# First Rescue Horse "Scout"



## mavericktx (Mar 13, 2014)

http://www.flickr.com/photos/[email protected]/13130362805/

http://www.flickr.com/photos/[email protected]/13130365795/

http://www.flickr.com/photos/[email protected]/13130361785/

http://www.flickr.com/photos/[email protected]/13130479893/

These were all taken 3/11/2014, this past tuesday, the same day I got him.


----------



## Heleen Strydom (Sep 2, 2013)

I can't wait to see how he changes for the best under your care. Good luck!


----------



## Customcanines (Jun 17, 2012)

Good luck with him, and be sure to post plenty of pictures!


----------



## oldoakfarm (Mar 6, 2014)

sure is a cute little feller; i look forward to seeing his development!


----------



## mavericktx (Mar 13, 2014)

Thanks ya'll! I definitely will.


----------



## Endiku (Dec 6, 2010)

Oh, poor little guy! He's lucky you took him.


----------



## Skyseternalangel (Jul 23, 2011)

He's a cutie regardless


----------



## waresbear (Jun 18, 2011)

He is so lucky you found him, he sure needs some groceries.


----------



## stevenson (Sep 12, 2011)

hopefully he will gain weight pretty fast and stay sweet ! he is lucky you found him.


----------



## Zexious (Aug 2, 2013)

You did such a good thing by rescuing him.  I hope he settles in well!


----------



## Saddlebag (Jan 17, 2011)

I hope your vet advised you on a feeding program.
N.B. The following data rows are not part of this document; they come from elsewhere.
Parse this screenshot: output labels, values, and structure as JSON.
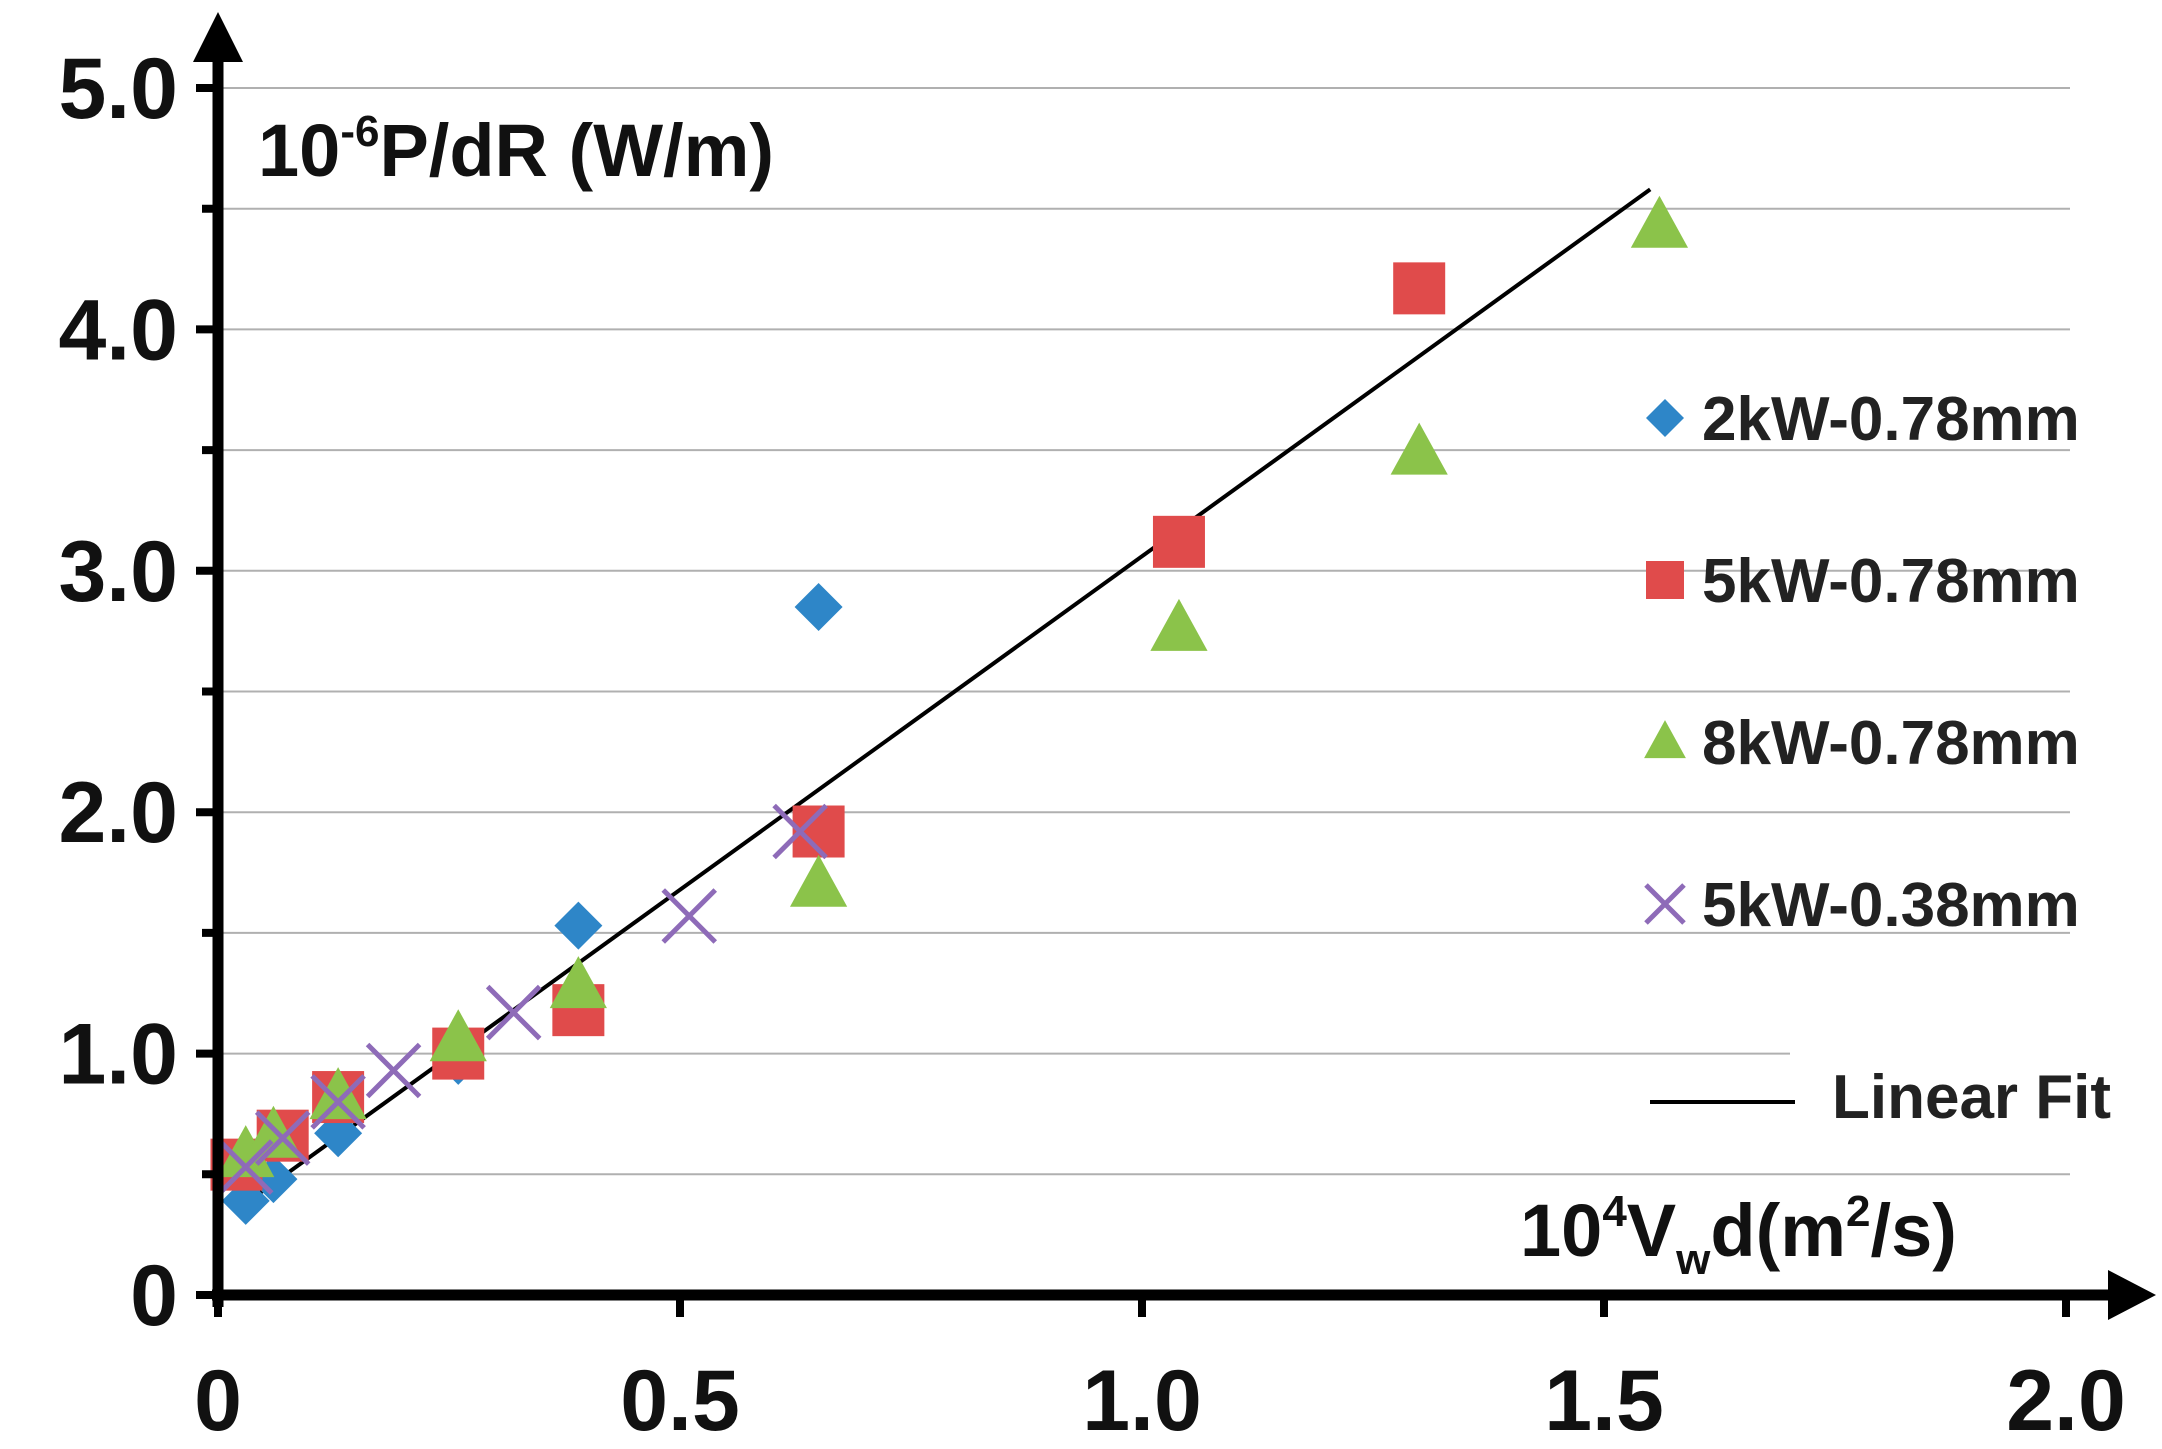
{
  "chart_data": {
    "type": "scatter",
    "title": "",
    "ylabel": {
      "prefix": "10",
      "sup": "-6",
      "rest": "P/dR (W/m)"
    },
    "xlabel": {
      "prefix": "10",
      "sup": "4",
      "main": "V",
      "sub": "w",
      "rest1": "d(m",
      "sup2": "2",
      "rest2": "/s)"
    },
    "xlim": [
      0,
      2.0
    ],
    "ylim": [
      0,
      5.0
    ],
    "xticks": [
      0,
      0.5,
      1.0,
      1.5,
      2.0
    ],
    "xtick_labels": [
      "0",
      "0.5",
      "1.0",
      "1.5",
      "2.0"
    ],
    "yticks": [
      0,
      1.0,
      2.0,
      3.0,
      4.0,
      5.0
    ],
    "ytick_labels": [
      "0",
      "1.0",
      "2.0",
      "3.0",
      "4.0",
      "5.0"
    ],
    "grid": "horizontal every 0.5",
    "legend_position": "right",
    "series": [
      {
        "name": "2kW-0.78mm",
        "marker": "diamond",
        "color": "#2E86C8",
        "x": [
          0.03,
          0.06,
          0.13,
          0.26,
          0.39,
          0.65
        ],
        "y": [
          0.39,
          0.48,
          0.67,
          0.97,
          1.53,
          2.85
        ]
      },
      {
        "name": "5kW-0.78mm",
        "marker": "square",
        "color": "#E04B4B",
        "x": [
          0.02,
          0.07,
          0.13,
          0.26,
          0.39,
          0.65,
          1.04,
          1.3
        ],
        "y": [
          0.54,
          0.66,
          0.82,
          1.0,
          1.18,
          1.92,
          3.12,
          4.17
        ]
      },
      {
        "name": "8kW-0.78mm",
        "marker": "triangle",
        "color": "#8BC34A",
        "x": [
          0.03,
          0.06,
          0.13,
          0.26,
          0.39,
          0.65,
          1.04,
          1.3,
          1.56
        ],
        "y": [
          0.58,
          0.66,
          0.82,
          1.06,
          1.28,
          1.7,
          2.76,
          3.49,
          4.43
        ]
      },
      {
        "name": "5kW-0.38mm",
        "marker": "x",
        "color": "#8E6BB8",
        "x": [
          0.03,
          0.07,
          0.13,
          0.19,
          0.32,
          0.51,
          0.63
        ],
        "y": [
          0.53,
          0.65,
          0.8,
          0.93,
          1.17,
          1.57,
          1.92
        ]
      },
      {
        "name": "Linear Fit",
        "marker": "line",
        "color": "#000000",
        "x": [
          0.03,
          1.55
        ],
        "y": [
          0.38,
          4.58
        ]
      }
    ]
  }
}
When a horse is this thin, weight gain needs to be slow to not overwhelm the system. The green grass may cause him more problems like founder so it might be best to keep him off it for a while.


----------



## Cacowgirl (Feb 19, 2011)

Now that is a true rescue! Hope his recovery goes smoothly, & that he stays gentle for you. He is going to be gelded when he's strong enough for that, isn't he? Wishing you both the best.


----------



## ZombieHorseChick (Jun 5, 2014)

Good luck with him, hope he stays gentle, I've heard of stallions( horses in general though) being marnurished can cause different temperament, being a sweet gentlemen when malnourished and complete devils when brought up to weight, wish you the best of luck with him!


----------



## stevenson (Sep 12, 2011)

any new pics ?


----------



## KsKatt (Jun 2, 2014)

An update would be really welcomed!


----------



## 3ringburner (Feb 8, 2014)

Take good care of him! cant wait for updates! What are you going to name him and are you going to geld him?


----------